Mata kuliah ini perlu dilanjutkan karena membantu mahasiswa dalam melatih maupun mengembangkan bakat menulis, tetapi saya berharap ada perbaikan dalam standar penilaian mata kuliah softskill ini. Dengan membuat blog atau mengirimkan hasil tulisan ke wartawarga saya rasa sudah cukup. Penilaian bisa diambil dari seberapa sering mahasiswa membuat serta mengirimkan tugas dan tulisan mereka, serta seberapa bagus, baik dan menarik tulisan mereka. Itulah pendapat dan saran saya mengenai mata kuliah softskill. Saya berharap saran tersebut menjadi salah satu yang dipertimbangkan.

Tokoh Telematika Indonesia “Jonathan Parapak”

Jonathan Parapak adalah salah satu tokoh telematika di Indonesia. Latar belakang pendidikan Jonathan Parapak. Sekolah bagi Nathan (panggilan di dalam keluarga), merupakan perjuangan berat karena jarak yang harus ditempuh, faktor ekonomi dan keamanan, baik di desa maupun sesudah pindah ke kota kecil Rantepao. Nathan mulai sekolah pada umur 7 tahun di Desa Ulusalu, kemudian pindah ke Desa La'bo'. Lalu ke kota kecil Rantepao. Nathan tamat Sekolah Rakyat (kini Sekolah Dasar), dan Sekolah Menengah Pertama dengan hasil yang baik sehingga dapat melanjut ke Sekolah Menengah Atas yang baru dibuka di Rantepao ketika itu. Nathan belajar di SMA di Rantepao sampai kelas II. Untuk kelas III, oleh kakak ipar ia diantar ke Makassar untuk menyelesaikan pelajaran di SMA Negeri Bawakaraeng. Dia lulus SMA tahun 1961 dengan hasil baik. Selepas dari SMA, Nathan diterima di Fakultas Kedokteran Universitas Hasanuddin, Makassar. Pada waktu yang bersamaan ia mengikuti proses seleksi beasiswa Colombo Plan. Ternyata Nathan terpilih dan ia bersama beberapa mahasiswa lainnya berangkat ke Australia, November 1961. Namun tekadnya untuk belajar sebaik mungkin tak pernah surut. Nathan menyelesaikan studinya tepat waktu dengan hasil yang cukup baik. Sehingga ia diterima melanjutkan studi pada strata II, Program Master of Engineering Science, yang diselesaikan tepat waktu pula. Berbekal ilmu yang diperoleh di universitas dan pengalaman kerja di berbagai bidang, Nathan kembali ke Indonesia pada September 1969. Semula ia berharap untuk mengabdi di lingkungan Perumtel (PT Telkom waktu itu), namun akhirnya ia bergabung tahun itu juga dengan Indosat (PMA), anak perusahaan International Telegraph & Telephone (ITT). Sebuah perusahaan yang dibentuk atas kerjasama AS-RI di bidang telekomunikasi.

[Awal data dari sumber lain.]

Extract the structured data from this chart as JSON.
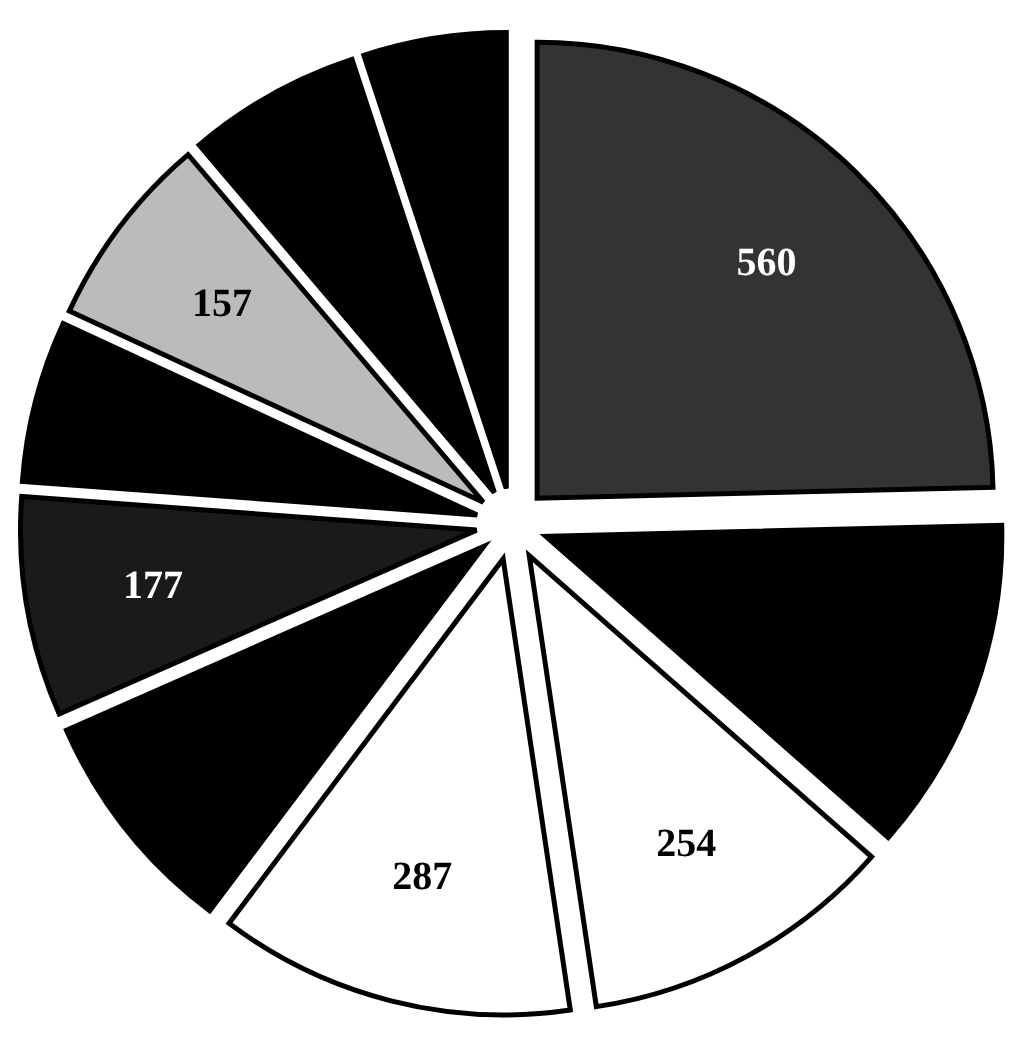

Selain pendidikan formal, Parapak juga mengikuti berbagai pendidikan khusus, di antaranya: Diploma Management Problem Analysis & Decision Making pada Kepner -Trigoe Australia, 1974. Maret 1975, Diploma Affective Management Communica- tion pada Tabbot Smith & Association. Mei-Juni 1975, Diploma Dynamic Management for International Executives di University of Syracuse New York. Kemudian, Diploma Management
Seminar, Oktober 1976 pada Da1e Carnegie & Associates. Oktober 1978, Diploma Marketing pada ITf -Communications Group New York. Dua tahun setelah itu, ia memperoleh Sertifikat "Manajemen Keuangan" pada SGV Jakarta; Mendapat ranking No.1 Penataran Type A P-4, 1981; Mengikuti Penataran Manggala P-4, 1995. Sejak 1970, aktif mengikuti berbagai seminar manajemen telekomunikasi, komputer, informasi, dan pariwisata di dalam dan luar negeri.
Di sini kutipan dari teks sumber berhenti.